The mayor of the Austrian city of Salzburg will resign after he was handed a three-year jail sentence for his part in a wider scandal in which local officials lost 340 million euros (US$400 million) of public money in risky stock and debt trades.

In 2012 it emerged that an official in the Salzburg province administration had run up the losses over years of such deals. In a trial which ended last year, she was found guilty of serious fraud and forgery of documents and given a three-year suspended jail sentence.

She was also a defendant in the separate trial pertaining to actions of Salzburg mayor Heinz Schaden, which ended on Friday.

Schaden was found guilty of allowing transactions related to interest rate swap trades to be made free of charge from the city of Salzburg to Salzburg province in 2007.

These transfers are estimated to have cost taxpayers around 5 million euros, local media quoted the prosecutor as saying.

The other five defendants, which included his former secretary, were also found guilty of involvement and received jail terms of between one and three years in prison, some suspended and subject to appeal.

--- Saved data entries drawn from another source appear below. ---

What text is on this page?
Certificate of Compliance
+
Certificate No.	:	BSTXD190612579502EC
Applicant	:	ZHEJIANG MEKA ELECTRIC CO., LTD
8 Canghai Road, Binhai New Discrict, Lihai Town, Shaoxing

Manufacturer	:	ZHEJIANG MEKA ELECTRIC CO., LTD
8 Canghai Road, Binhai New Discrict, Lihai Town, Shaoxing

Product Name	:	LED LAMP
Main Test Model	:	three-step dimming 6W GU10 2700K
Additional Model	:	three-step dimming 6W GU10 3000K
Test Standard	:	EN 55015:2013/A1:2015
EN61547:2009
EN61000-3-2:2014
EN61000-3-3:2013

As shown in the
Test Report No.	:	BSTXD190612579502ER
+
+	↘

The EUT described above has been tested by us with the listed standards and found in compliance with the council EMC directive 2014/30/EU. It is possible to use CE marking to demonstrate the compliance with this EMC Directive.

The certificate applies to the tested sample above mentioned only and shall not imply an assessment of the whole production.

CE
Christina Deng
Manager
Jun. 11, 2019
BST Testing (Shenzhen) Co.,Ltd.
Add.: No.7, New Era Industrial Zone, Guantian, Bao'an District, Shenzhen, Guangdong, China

Schaden, a Social Democrat, has maintained his innocence throughout the trial, said on Monday he would not step down until September.

His lawyer will appeal the sentence, according to broadcaster ORF. Schaden will not be jailed unless he loses.

The Salzburg scandal is not the biggest to have hit taxpayers' pockets in recent years. At around the same time the downfall of Hypo Alpe Adria Bank in the southern province of Carinthia cost the state more than 5 billion euros.